Für Patienten, die orale Darreichungsformen von medizinischem Cannabis einnehmen, wird eine Anfangsdosis von 2,5 mg THC (bzw. 1,25 mg für gebrechliche Patienten) empfohlen, die in der Regel am Abend eingenommen werden sollte.1 Für Patienten, die medizinisches Cannabis zur Inhalation benötigen, variiert die empfohlene Anfangsdosierung abhängig von Tiefe und Art der Inhalation stärker, so dass die Dosierung hier individuell angepasst werden muss. Eine Anfangsdosis zwischen 25 mg und 100 mg inhalierten getrockneten Blüten pro Tag kann grundsätzlich empfohlen werden.2

Für Patienten, die medizinisches Cannabis in oraler Darreichungsform (z. B. Kapseln) einnehmen, wird eine schrittweise Aufdosierung von 2,5 mg THC alle zwei Tage empfohlen.1 Das bedeutet, wenn ein Patient mit 2,5 mg THC an Tag 1 beginnt, sollte er an Tag 3 auf 5 mg THC erhöhen. Patienten, die sich an dieses Schema halten, sollten darauf achten, dass sie eine Dosis von 40 mg THC täglich nicht überschreiten bzw. diejenige Dosis nicht überschreiten, bei der ein ausgewogenes Verhältnis zwischen positiven und negativen Wirkungen für ihre Situation erreicht ist. Die durchschnittliche Tagesdosis bei oraler Verabreichung liegt nach vorliegenden Daten bei etwa 15 mg THC.

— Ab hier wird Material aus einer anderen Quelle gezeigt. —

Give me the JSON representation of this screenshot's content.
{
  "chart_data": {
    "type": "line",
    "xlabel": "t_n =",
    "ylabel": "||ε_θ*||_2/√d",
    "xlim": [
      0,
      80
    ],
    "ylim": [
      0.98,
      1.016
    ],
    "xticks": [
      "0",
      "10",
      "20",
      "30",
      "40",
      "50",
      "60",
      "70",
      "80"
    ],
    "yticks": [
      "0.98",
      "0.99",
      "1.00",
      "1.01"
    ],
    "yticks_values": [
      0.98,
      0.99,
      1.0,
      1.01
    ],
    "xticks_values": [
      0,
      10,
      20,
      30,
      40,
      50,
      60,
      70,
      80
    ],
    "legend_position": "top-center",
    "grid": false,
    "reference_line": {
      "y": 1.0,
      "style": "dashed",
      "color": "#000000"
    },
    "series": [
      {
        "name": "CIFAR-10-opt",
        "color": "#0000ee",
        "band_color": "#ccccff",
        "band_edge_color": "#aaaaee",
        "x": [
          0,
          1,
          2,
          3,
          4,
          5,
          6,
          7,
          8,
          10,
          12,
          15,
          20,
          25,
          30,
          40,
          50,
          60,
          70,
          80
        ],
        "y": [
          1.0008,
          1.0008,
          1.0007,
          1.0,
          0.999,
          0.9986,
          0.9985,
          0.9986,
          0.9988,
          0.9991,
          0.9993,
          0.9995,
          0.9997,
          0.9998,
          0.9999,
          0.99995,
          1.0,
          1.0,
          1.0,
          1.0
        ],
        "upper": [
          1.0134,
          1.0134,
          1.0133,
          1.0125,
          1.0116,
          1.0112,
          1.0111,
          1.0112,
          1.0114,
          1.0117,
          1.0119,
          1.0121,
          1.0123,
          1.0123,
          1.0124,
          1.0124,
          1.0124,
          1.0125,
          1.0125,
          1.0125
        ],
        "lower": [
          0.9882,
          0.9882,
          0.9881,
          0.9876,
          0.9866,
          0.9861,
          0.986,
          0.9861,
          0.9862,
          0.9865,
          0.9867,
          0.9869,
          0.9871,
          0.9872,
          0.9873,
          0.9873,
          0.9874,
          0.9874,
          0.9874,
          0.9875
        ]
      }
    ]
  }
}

Bei Patienten, die medizinisches Cannabis inhalieren, gibt es eine deutlich größere Variabilität, vor allem aufgrund der Morphologie (Tiefe und Dauer) der Inhalation. Bei diesen Patienten muss die Dosis sorgfältig individuell angepasst werden. Jedoch wird hier empfohlen, die tägliche Gesamtdosis von getrockneten Blüten um 100 mg pro Tag zu erhöhen.2 Das bedeutet für einen Patienten, der mit 100 mg am ersten Tag beginnt, eine Steigerung auf 200 mg an Tag 2 (also 100 mg zweimal täglich) und so weiter. Die durchschnittliche Tagesdosis für die inhalative Verabreichung liegt auf Grundlage verfügbarer Daten bei 500 mg bis hin zu 1.500 mg getrockneten Blüten mit einer empfohlenen Maximaldosierung von 3.000 mg getrockneter Blüten pro Tag.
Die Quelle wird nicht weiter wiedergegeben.